TORPY and COHEN, JJ., concur.

NOTES

[1] The UIFSA applies to all proceedings for support, modification of support orders, or determination of parentage, commenced on or after July 1, 1997. Ch. 96-189, § 13, Laws of Fla. As part of the Personal Responsibility and Work Opportunity Reconciliation Act of 1996, the federal government required all states to enact UIFSA by January 1, 1998. See 42 U.S.C. § 666(f) (1996). By the year 2000, the UIFSA was in effect in all states. See Patricia W. Hatamyar, Interstate Establishment, Enforcement, and Modification of Child Support Orders, 25 Okla. City U. L. Rev. 511, 512 (2000). Relevant to this case, Pennsylvania adopted the UIFSA in Title 23, chapter 71 of the Pennsylvania Consolidated Statutes. See 23 Pa. Cons.Stat. §§ 7101-7901 (1998); Sheetz v. Sheetz, 840 A.2d 1000, 1002 (Pa.Super.Ct.2003) (recognizing that Pennsylvania's adoption of the UIFSA became effective in January 1998).

[2] In particular, 28 U.S.C. § 1738B(e) provides in relevant part:

(e) Authority to modify orders. — A court of a State may modify a child support order issued by a court of another State if —

(1) the court has jurisdiction to make such a child support order pursuant to subsection (i); and

(2)(A) the court of the other State no longer has continuing, exclusive jurisdiction of the child support order because that State no longer is the child's State or the residence of any individual contestant; or

(B) each individual contestant has filed written consent with the State of continuing, exclusive jurisdiction for a court of another State to modify the order and assume continuing, exclusive jurisdiction over the order.

[3] Specifically, section 88.2051(1), Florida Statutes, provides in pertinent part:

88.2051. Continuing exclusive jurisdiction

(1) A tribunal of this state issuing a support order consistent with the law of this state has continuing exclusive jurisdiction over a child support order:

(a) As long as this state remains the residence of the obligor, the individual obligee, or the child for whose benefit the support order is issued; or

(b) Until all of the parties who are individuals have filed written consents with the tribunal of this state for a tribunal of another state to modify the order and assume continuing exclusive jurisdiction.

See also 23 Pa. Cons.Stat. § 7205(a)(1)-(2) (2007) (stating same).

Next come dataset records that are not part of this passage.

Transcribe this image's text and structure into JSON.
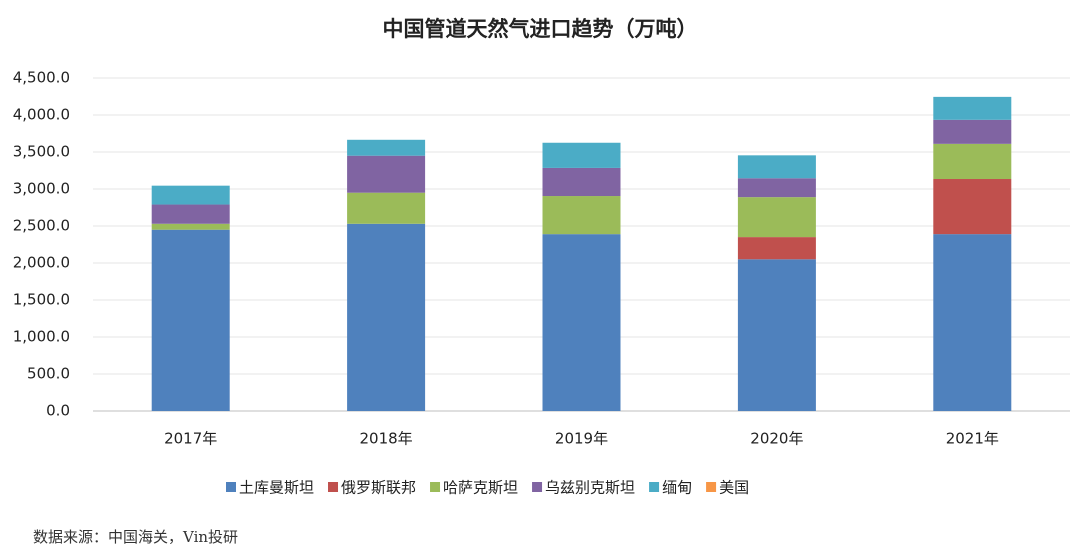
{
  "chart_data": {
    "type": "stacked_bar",
    "title": "中国管道天然气进口趋势（万吨）",
    "categories": [
      "2017年",
      "2018年",
      "2019年",
      "2020年",
      "2021年"
    ],
    "series": [
      {
        "name": "土库曼斯坦",
        "color": "#4f81bd",
        "values": [
          2450,
          2530,
          2390,
          2050,
          2390
        ]
      },
      {
        "name": "俄罗斯联邦",
        "color": "#c0504d",
        "values": [
          0,
          0,
          0,
          300,
          745
        ]
      },
      {
        "name": "哈萨克斯坦",
        "color": "#9bbb59",
        "values": [
          80,
          420,
          515,
          540,
          475
        ]
      },
      {
        "name": "乌兹别克斯坦",
        "color": "#8064a2",
        "values": [
          260,
          500,
          380,
          255,
          325
        ]
      },
      {
        "name": "缅甸",
        "color": "#4bacc6",
        "values": [
          255,
          215,
          340,
          310,
          310
        ]
      },
      {
        "name": "美国",
        "color": "#f79646",
        "values": [
          0,
          0,
          0,
          0,
          0
        ]
      }
    ],
    "ylim": [
      0,
      4500
    ],
    "yticks": [
      {
        "value": 0,
        "label": "0.0"
      },
      {
        "value": 500,
        "label": "500.0"
      },
      {
        "value": 1000,
        "label": "1,000.0"
      },
      {
        "value": 1500,
        "label": "1,500.0"
      },
      {
        "value": 2000,
        "label": "2,000.0"
      },
      {
        "value": 2500,
        "label": "2,500.0"
      },
      {
        "value": 3000,
        "label": "3,000.0"
      },
      {
        "value": 3500,
        "label": "3,500.0"
      },
      {
        "value": 4000,
        "label": "4,000.0"
      },
      {
        "value": 4500,
        "label": "4,500.0"
      }
    ],
    "grid": true,
    "legend": "bottom",
    "source": "数据来源：中国海关，Vin投研"
  }
}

[4] The jurisdiction contemplated under 28 U.S.C. § 1738B(i) is personal jurisdiction and not subject matter jurisdiction. Draper v. Burke, 450 Mass. 676, 881 N.E.2d 122, 128 (2008).

[5] The parties entered into an agreed order consenting to Florida's jurisdiction to resolve all issues involving the minor children. However, the written consent was not filed with the Pennsylvania court, the original issuing state court, as required for the Florida court to modify the order and assume continuing, exclusive jurisdiction and enforcement. Therefore, it does not constitute a "written consent" as provided in the FFCCSOA and the UIFSA.